Since the Apprendi ruling, states have been defending their sentencing guideline laws on the ground that the Apprendi principle is not violated by adding extra time to a guidelines sentence as long as the judge stays within the statutory maximum.

But Mr. Blakely, supported in his appeal by the National Association of Criminal Defense Lawyers and the advocacy group Families Against Mandatory Minimums, is arguing that the Apprendi ruling does apply because it is only by finding additional factors, of the sort the Supreme Court said must be determined by a jury, that a judge can exceed the top sentence of the guidelines.

Though accepting this case, the court somewhat surprisingly turned down an appeal by an inmate on death row in Alabama that raised a related question: whether the jury's role involves deciding only if an aggravating factor makes a defendant eligible for the death penalty, as in the Ring decision, or whether the jury must decide also if aggravating factors outweigh mitigating ones.

Alabama, like several other states, lets judges perform this "weighing" function, and there is a vigorous debate in the state and federal courts over whether this is still allowed under the Ring decision. Since the new term began, the court has turned down three cases raising this question, including the case today, Waldrop v. Alabama, No. 03-5412.

These were among the day's other developments at the court:

Giving Names to the Police

The court agreed to decide whether people can be required to identify themselves to the police when officers lack probable cause to suspect them of a crime.

The state and lower federal courts have been wrestling for years with this question. The justices agreed to use an appeal filed by the Nevada state public defender's office on behalf of Larry D. Hiibel, who was convicted of resisting an officer by refusing to give his name when a sheriff's deputy stopped him near his car on the basis of a witness's report that he had been fighting with a female passenger.

Mr. Hiibel placed his hands behind his back and invited the deputy to arrest him, but he refused to produce identification. There is no doubt in the case, Hiibel v. Sixth Judicial District Court, No. 03-5554, that while the deputy had "reasonable suspicion" to justify a brief detention to check out the report, he lacked probable cause to suspect him of a crime.

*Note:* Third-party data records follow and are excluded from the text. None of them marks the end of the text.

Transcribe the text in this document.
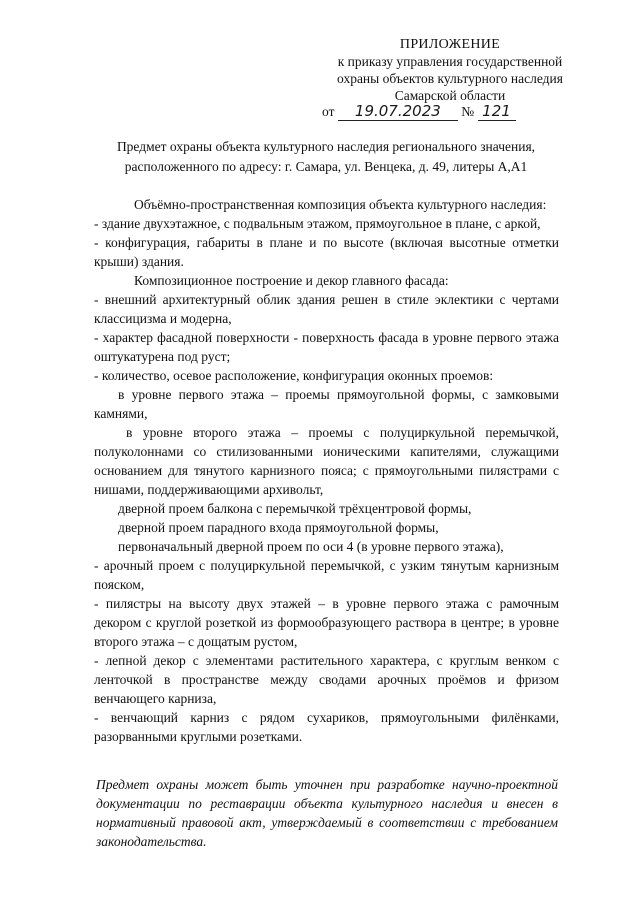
ПРИЛОЖЕНИЕ
к приказу управления государственной
охраны объектов культурного наследия
Самарской области
от 19.07.2023 № 121
Предмет охраны объекта культурного наследия регионального значения, расположенного по адресу: г. Самара, ул. Венцека, д. 49, литеры А,А1

Объёмно-пространственная композиция объекта культурного наследия:

- здание двухэтажное, с подвальным этажом, прямоугольное в плане, с аркой,

- конфигурация, габариты в плане и по высоте (включая высотные отметки крыши) здания.

Композиционное построение и декор главного фасада:

- внешний архитектурный облик здания решен в стиле эклектики с чертами классицизма и модерна,

- характер фасадной поверхности - поверхность фасада в уровне первого этажа оштукатурена под руст;

- количество, осевое расположение, конфигурация оконных проемов:

в уровне первого этажа – проемы прямоугольной формы, с замковыми камнями,

в уровне второго этажа – проемы с полуциркульной перемычкой, полуколоннами со стилизованными ионическими капителями, служащими основанием для тянутого карнизного пояса; с прямоугольными пилястрами с нишами, поддерживающими архивольт,

дверной проем балкона с перемычкой трёхцентровой формы,

дверной проем парадного входа прямоугольной формы,

первоначальный дверной проем по оси 4 (в уровне первого этажа),

- арочный проем с полуциркульной перемычкой, с узким тянутым карнизным пояском,

- пилястры на высоту двух этажей – в уровне первого этажа с рамочным декором с круглой розеткой из формообразующего раствора в центре; в уровне второго этажа – с дощатым рустом,

- лепной декор с элементами растительного характера, с круглым венком с ленточкой в пространстве между сводами арочных проёмов и фризом венчающего карниза,

- венчающий карниз с рядом сухариков, прямоугольными филёнками, разорванными круглыми розетками.

Предмет охраны может быть уточнен при разработке научно-проектной документации по реставрации объекта культурного наследия и внесен в нормативный правовой акт, утверждаемый в соответствии с требованием законодательства.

The Nevada courts upheld his misdemeanor conviction for resisting the officer, rejecting the argument that Mr. Hiibel had a right to refuse to identify himself under the Fourth Amendment's prohibition of unreasonable seizures and the Fifth Amendment's protection against compelled self-incrimination.

The state urged the justices to uphold the conviction. The Nevada brief said: "Society is not prepared to recognize that a person has a reasonable expectation of privacy in their name when being lawfully detained by an officer."

The appeal filed on behalf of Mr. Hiibel said: "This issue goes to the very nature of the kind of society in which we wish to live: it is inimical to a free society that mere silence can lead to imprisonment."

Executing Juveniles

Without comment, the court turned down the most recent challenge to the execution of those who committed their crimes before the age of 18. The appeal was filed on behalf of Nanon McKewn Williams, a Texas inmate who was sentenced to death for a murder when he was 17. The appeal, Williams v. Texas, No. 03-5956, argued that trends in state legislatures and around the world indicated a need for the justices to revisit the issue for the first time since 1989, when the court upheld death sentences for juveniles.